CFO vs Controller: What’s the Difference and Which One does my Business Need?

Some business owners use the two terms interchangeably, but their skillsets are very different.  A Controller is usually focused on day to day accounting tasks.  Things like reconciling bank accounts; invoicing; paying bills; collecting accounts receivable; and producing financial statements.  A CFO, on the other hand, is usually focused on strategic financial management and complex analysis of the business.  Things like: financial forecasts; cash flow forecasting; pricing strategy; P&L management; Profit maximization; 3 year plans; investor presentations; and deciding when to add a new facility.  Very seldom do you find someone who can do both things well (or likes to do both).  So which is more important?

In most cases the Controller should come first because you must do the basic accounting and financial tasks in order to keep the business running.  If you don’t invoice, pay your bills and collect from your customers, you won’t be in business very long.  But as the business grows and becomes more complex, an experienced CFO will more than pay for himself (or herself) by making decisions that often have dramatic impact on the future performance of the business.

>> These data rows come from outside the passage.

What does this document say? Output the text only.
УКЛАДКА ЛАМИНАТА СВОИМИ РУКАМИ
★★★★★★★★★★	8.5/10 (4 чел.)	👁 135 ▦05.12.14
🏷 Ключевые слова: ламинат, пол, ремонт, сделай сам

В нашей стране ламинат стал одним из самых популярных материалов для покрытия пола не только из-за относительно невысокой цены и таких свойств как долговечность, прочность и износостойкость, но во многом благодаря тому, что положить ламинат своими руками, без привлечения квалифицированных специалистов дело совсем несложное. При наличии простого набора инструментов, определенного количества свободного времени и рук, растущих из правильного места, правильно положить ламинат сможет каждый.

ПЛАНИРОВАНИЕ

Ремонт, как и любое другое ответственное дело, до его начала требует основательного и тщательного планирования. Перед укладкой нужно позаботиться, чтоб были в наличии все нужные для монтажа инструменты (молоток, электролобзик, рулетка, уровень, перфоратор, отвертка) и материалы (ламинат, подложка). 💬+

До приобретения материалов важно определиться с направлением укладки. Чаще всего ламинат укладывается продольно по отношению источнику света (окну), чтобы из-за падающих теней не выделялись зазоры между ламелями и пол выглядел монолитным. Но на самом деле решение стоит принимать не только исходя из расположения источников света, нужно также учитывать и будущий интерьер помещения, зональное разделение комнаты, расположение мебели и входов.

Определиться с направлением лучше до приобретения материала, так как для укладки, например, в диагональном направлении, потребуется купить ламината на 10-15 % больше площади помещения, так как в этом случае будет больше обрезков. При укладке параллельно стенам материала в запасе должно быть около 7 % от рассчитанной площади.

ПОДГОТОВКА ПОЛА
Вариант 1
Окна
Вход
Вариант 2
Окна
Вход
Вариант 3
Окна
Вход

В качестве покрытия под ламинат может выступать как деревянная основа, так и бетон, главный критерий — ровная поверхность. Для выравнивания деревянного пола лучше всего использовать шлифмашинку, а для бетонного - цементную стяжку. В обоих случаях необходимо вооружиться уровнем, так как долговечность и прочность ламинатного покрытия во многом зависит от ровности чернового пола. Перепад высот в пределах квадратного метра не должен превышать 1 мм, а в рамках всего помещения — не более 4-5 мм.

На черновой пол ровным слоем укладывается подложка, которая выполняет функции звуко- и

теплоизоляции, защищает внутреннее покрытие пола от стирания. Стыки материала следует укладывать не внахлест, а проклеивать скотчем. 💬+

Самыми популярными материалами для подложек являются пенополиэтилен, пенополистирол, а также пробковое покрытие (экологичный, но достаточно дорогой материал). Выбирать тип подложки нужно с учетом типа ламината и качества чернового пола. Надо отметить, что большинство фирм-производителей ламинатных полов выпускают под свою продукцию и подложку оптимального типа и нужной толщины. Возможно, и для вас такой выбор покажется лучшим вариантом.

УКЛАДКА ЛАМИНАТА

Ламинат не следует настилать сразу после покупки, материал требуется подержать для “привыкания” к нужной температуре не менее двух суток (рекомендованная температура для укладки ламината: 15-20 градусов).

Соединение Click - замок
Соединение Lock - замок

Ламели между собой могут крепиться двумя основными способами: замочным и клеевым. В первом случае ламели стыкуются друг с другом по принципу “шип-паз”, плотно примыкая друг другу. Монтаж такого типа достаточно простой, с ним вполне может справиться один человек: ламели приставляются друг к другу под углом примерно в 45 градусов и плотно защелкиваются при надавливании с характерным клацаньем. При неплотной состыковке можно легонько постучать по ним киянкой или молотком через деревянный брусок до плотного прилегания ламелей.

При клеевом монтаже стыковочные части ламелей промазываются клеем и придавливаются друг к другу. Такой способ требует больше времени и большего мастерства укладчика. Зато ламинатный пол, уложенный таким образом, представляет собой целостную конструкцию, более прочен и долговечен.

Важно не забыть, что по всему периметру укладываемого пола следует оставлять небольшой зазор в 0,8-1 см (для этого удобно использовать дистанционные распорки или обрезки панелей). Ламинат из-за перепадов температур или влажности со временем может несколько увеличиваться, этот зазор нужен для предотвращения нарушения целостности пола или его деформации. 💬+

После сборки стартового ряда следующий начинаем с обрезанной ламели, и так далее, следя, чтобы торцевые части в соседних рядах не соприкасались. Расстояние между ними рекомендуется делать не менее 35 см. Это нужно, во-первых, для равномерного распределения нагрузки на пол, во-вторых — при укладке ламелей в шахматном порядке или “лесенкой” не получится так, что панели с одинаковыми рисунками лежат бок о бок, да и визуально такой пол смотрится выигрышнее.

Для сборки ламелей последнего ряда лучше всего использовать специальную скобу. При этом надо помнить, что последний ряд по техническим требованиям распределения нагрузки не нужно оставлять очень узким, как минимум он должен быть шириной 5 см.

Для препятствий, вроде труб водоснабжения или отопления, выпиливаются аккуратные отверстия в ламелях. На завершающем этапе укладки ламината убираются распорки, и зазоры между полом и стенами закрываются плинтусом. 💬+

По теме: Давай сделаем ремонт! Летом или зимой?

Unfortunately, by the time you know you need a CFO (and can afford one full time) you may have already made business decisions that will cost you hundreds of thousands of dollars or more.  That’s why a Fractional CFO is such a great value.  You get the expertise early in the game when it can make a big difference, without having to pay for a full time CFO (which isn’t cheap).

So hire a great Controller first.  Then, as your business grows and gets more complex consider a fractional CFO until you reach the point where you are ready to hire a full time CFO.